As it turns out, I’m also different in ­another way — I volunteered to work with her. A typical client, she explains, is referred to her by either an adult child or another concerned relative. She’ll meet with the prospect and talk over tea to find out what’s going on. Often, she’s not exactly welcomed. “Some people are very resistant,” she confides. And most of them lack any interest in financial software, computers or being told what to do. But after some discussion, she can usually spot how the person is spending too much on cable TV or explain a puzzling medical bill, and that breaks the ice.

Frequently, Ball’s work requires a ground-level introduction to daily finance. A fairly typical client is a new widow whose late husband always handled the money. Ball recalls one particularly bad situation: “She was sitting there for four years with the mail piling up,” she says. “She’d never written a check in her life.” By the time Ball was done, though, her client was sorting through all of her mail, writing checks and even was a devoted user of financial software. “She went from being the victim to being the conqueror,” Ball says with satisfaction.

Within days of our introduction, Ball visits my home and immediately frowns at my desk, piled high with documents and important journalist tools such as fingernail clippers and a rolling pin (don’t ask), as
well as a voluminous but sadly neglected filing system. We spend hours sifting though it, tossing out yellowed health-insurance forms and retirement-plan statements from during the Clinton presidency.

Next, we discuss how I can save money. One of her tips is to call my cable company and threaten to switch to another provider unless it reduces its charges. (Although she seems like a sweet English lady, Ball is no patsy.) She also directs me to call one of my credit-card issuers and demand a lower interest rate and/or to look into a balance-transfer offer that could save on interest. I’m also directed to find out what is in a safe-deposit box I haven’t opened in years.

Protecting clients from vendors who range from the inconsiderate to the predatory is also part of what daily money managers­ do. On the less-drastic end, it’s common ­practice to find clients paying for data plans on cellphones that lack data capabilities or Internet service when they don’t even have a computer. Ball has also encountered outright swindlers who prey on the elderly with offers to repair roofs that don’t need fixing and schemes to gain access to account numbers and other information to facilitate fraud.

Financial abuse of seniors by oppor­tunistic relatives, rip-off artists and organized gangs adds up to about $3 billion a year, according to the 2011 MetLife Study of Elder Financial Abuse. The considerable bounty encourages crooks to create and swap lists of vulnerable people the way catalog companies broker mailing lists, Ball says. As a result, she has clients refer all phone calls pitching services or products to her.
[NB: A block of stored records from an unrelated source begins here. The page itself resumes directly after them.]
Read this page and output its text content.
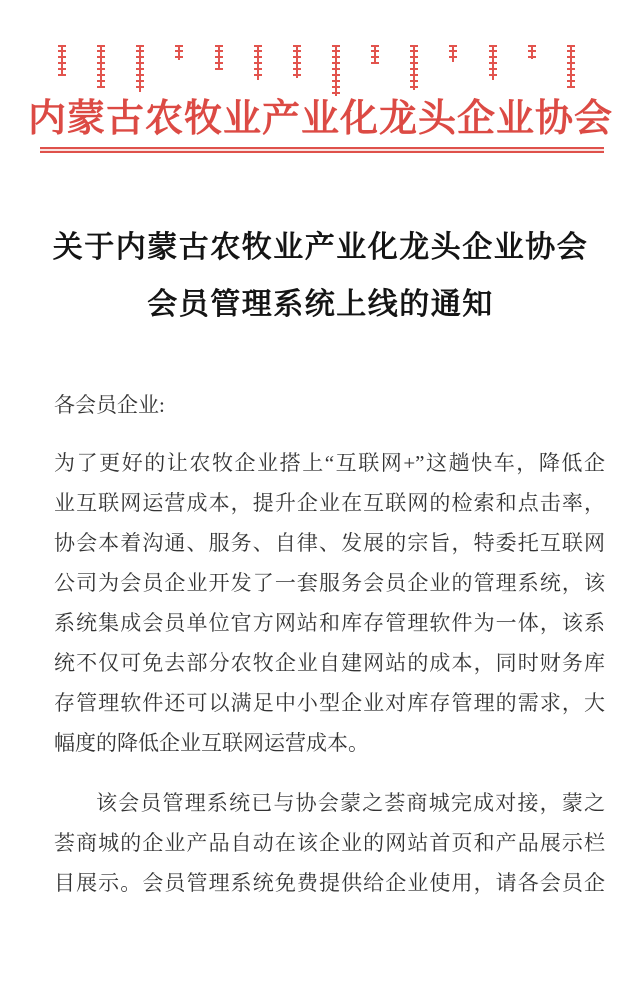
内蒙古农牧业产业化龙头企业协会
关于内蒙古农牧业产业化龙头企业协会
会员管理系统上线的通知
各会员企业:
为了更好的让农牧企业搭上“互联网+”这趟快车，降低企
业互联网运营成本，提升企业在互联网的检索和点击率，
协会本着沟通、服务、自律、发展的宗旨，特委托互联网
公司为会员企业开发了一套服务会员企业的管理系统，该
系统集成会员单位官方网站和库存管理软件为一体，该系
统不仅可免去部分农牧企业自建网站的成本，同时财务库
存管理软件还可以满足中小型企业对库存管理的需求，大
幅度的降低企业互联网运营成本。
该会员管理系统已与协会蒙之荟商城完成对接，蒙之
荟商城的企业产品自动在该企业的网站首页和产品展示栏
目展示。会员管理系统免费提供给企业使用，请各会员企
The few callers who follow up get short shrift.

“I’m like a bulldog,” she says. “Nobody comes near my seniors.”

In our next meeting, Ball performs one of the most important tasks anyone can do: She compliments my girlfriend on her cup of tea. Coming from an Englishwoman, this means a lot. Trust me. After the pleasantries,­ though, she gets down to business and asks how I did on my assignments. Holding people accountable in this way is a very valuable offering provided by money managers, I suspect, although in my case it makes me a little uneasy, possibly because I haven’t done all my chores. Specifically, I didn’t call my sister (who is a lawyer) to ask about powers of attorney and medical directives.

I did, however, do better on holding the cable company’s feet to the fire — although the service rep eventually convinced me they were already giving me the best deal I could get, and I didn’t follow through on my threat to switch providers because it sounded­ like too much hassle. I did get six months of free Showtime, so that’s something.
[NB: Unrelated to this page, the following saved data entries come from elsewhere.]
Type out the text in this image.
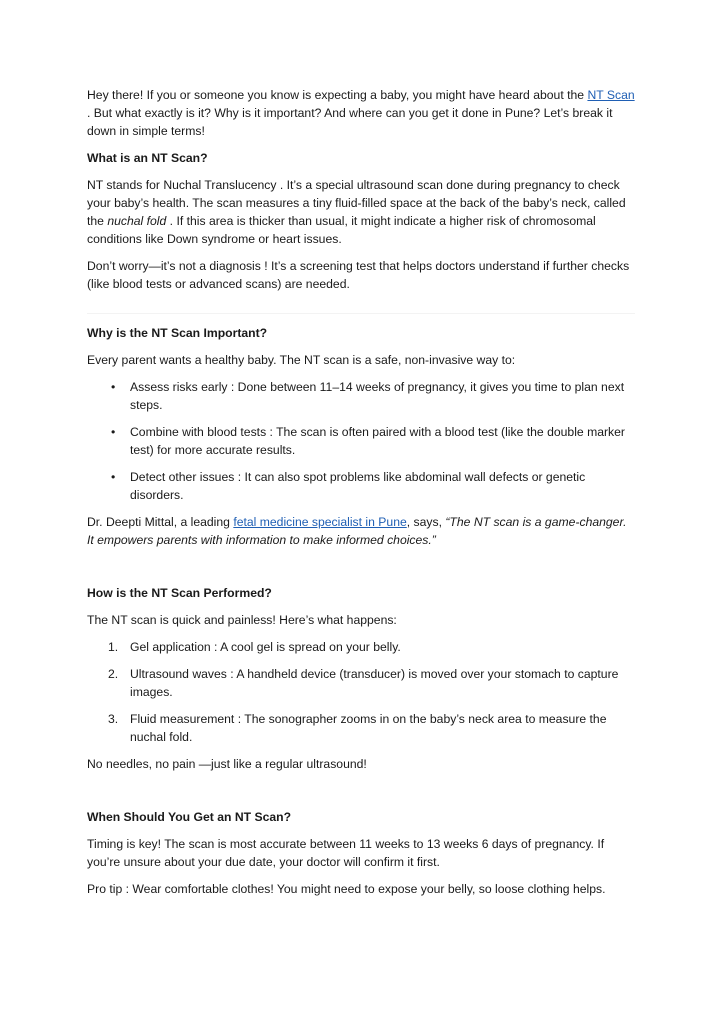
Hey there! If you or someone you know is expecting a baby, you might have heard about the NT Scan . But what exactly is it? Why is it important? And where can you get it done in Pune? Let’s break it down in simple terms!

What is an NT Scan?

NT stands for Nuchal Translucency . It’s a special ultrasound scan done during pregnancy to check your baby’s health. The scan measures a tiny fluid-filled space at the back of the baby’s neck, called the nuchal fold . If this area is thicker than usual, it might indicate a higher risk of chromosomal conditions like Down syndrome or heart issues.

Don’t worry—it’s not a diagnosis ! It’s a screening test that helps doctors understand if further checks (like blood tests or advanced scans) are needed.

Why is the NT Scan Important?

Every parent wants a healthy baby. The NT scan is a safe, non-invasive way to:

•	Assess risks early : Done between 11–14 weeks of pregnancy, it gives you time to plan next steps.
•	Combine with blood tests : The scan is often paired with a blood test (like the double marker test) for more accurate results.
•	Detect other issues : It can also spot problems like abdominal wall defects or genetic disorders.

Dr. Deepti Mittal, a leading fetal medicine specialist in Pune, says, “The NT scan is a game-changer. It empowers parents with information to make informed choices.”

How is the NT Scan Performed?

The NT scan is quick and painless! Here’s what happens:

1. Gel application : A cool gel is spread on your belly.
2. Ultrasound waves : A handheld device (transducer) is moved over your stomach to capture images.
3. Fluid measurement : The sonographer zooms in on the baby’s neck area to measure the nuchal fold.

No needles, no pain —just like a regular ultrasound!

When Should You Get an NT Scan?

Timing is key! The scan is most accurate between 11 weeks to 13 weeks 6 days of pregnancy. If you’re unsure about your due date, your doctor will confirm it first.

Pro tip : Wear comfortable clothes! You might need to expose your belly, so loose clothing helps.
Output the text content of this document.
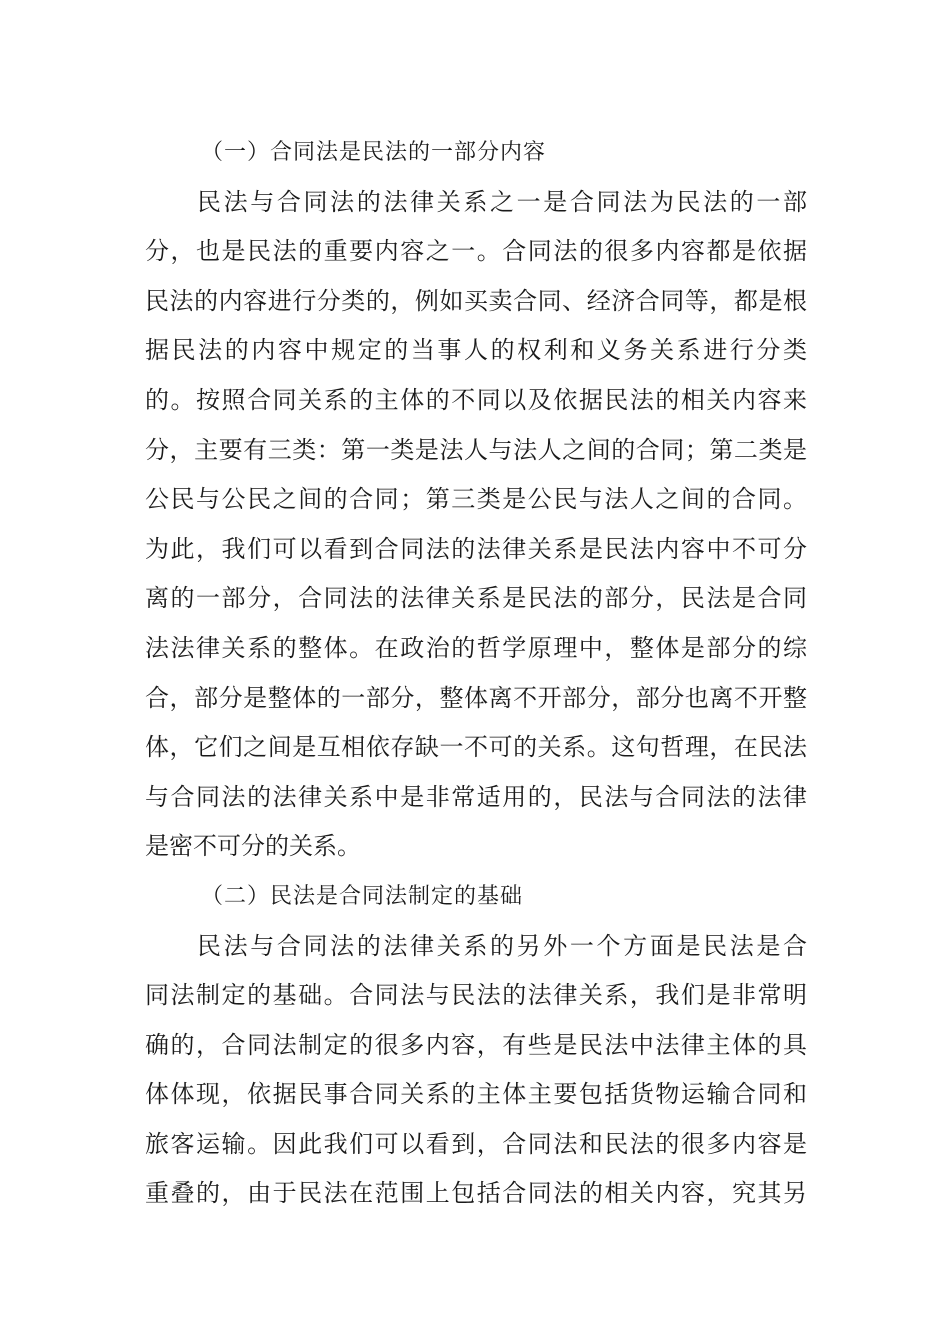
（一）合同法是民法的一部分内容

民法与合同法的法律关系之一是合同法为民法的一部

分，也是民法的重要内容之一。合同法的很多内容都是依据

民法的内容进行分类的，例如买卖合同、经济合同等，都是根

据民法的内容中规定的当事人的权利和义务关系进行分类

的。按照合同关系的主体的不同以及依据民法的相关内容来

分，主要有三类：第一类是法人与法人之间的合同；第二类是

公民与公民之间的合同；第三类是公民与法人之间的合同。

为此，我们可以看到合同法的法律关系是民法内容中不可分

离的一部分，合同法的法律关系是民法的部分，民法是合同

法法律关系的整体。在政治的哲学原理中，整体是部分的综

合，部分是整体的一部分，整体离不开部分，部分也离不开整

体，它们之间是互相依存缺一不可的关系。这句哲理，在民法

与合同法的法律关系中是非常适用的，民法与合同法的法律

是密不可分的关系。

（二）民法是合同法制定的基础

民法与合同法的法律关系的另外一个方面是民法是合

同法制定的基础。合同法与民法的法律关系，我们是非常明

确的，合同法制定的很多内容，有些是民法中法律主体的具

体体现，依据民事合同关系的主体主要包括货物运输合同和

旅客运输。因此我们可以看到，合同法和民法的很多内容是

重叠的，由于民法在范围上包括合同法的相关内容，究其另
I also didn’t call a credit union to inquire about cheap checking or a low-interest loan so I could pay off some credit cards. Fortunately, Ball did. She reports that the credit union is not about to relieve me of my high-interest debts, which I thought showed good judgment if not great compassion. In retaliation, I decide to keep my checking account with my current bank, even though they’ve recently been adding fees for things like air-conditioning the lobby.

I did manage to open the safe-deposit box — and found essentially nothing, though closing it saved me $65 in annual bank fees. And, in a Ball-inspired move for which I will be forever grateful (or for at least the next 18 months), I contacted one of my credit-card companies about a balance transfer. This led to an eventual swap of most of my high-rate debt to a card that offers zero interest for 18 months. This will easily save me several times Ball’s fee ($300, which I hope to put on my expense account — but she doesn’t need to know that).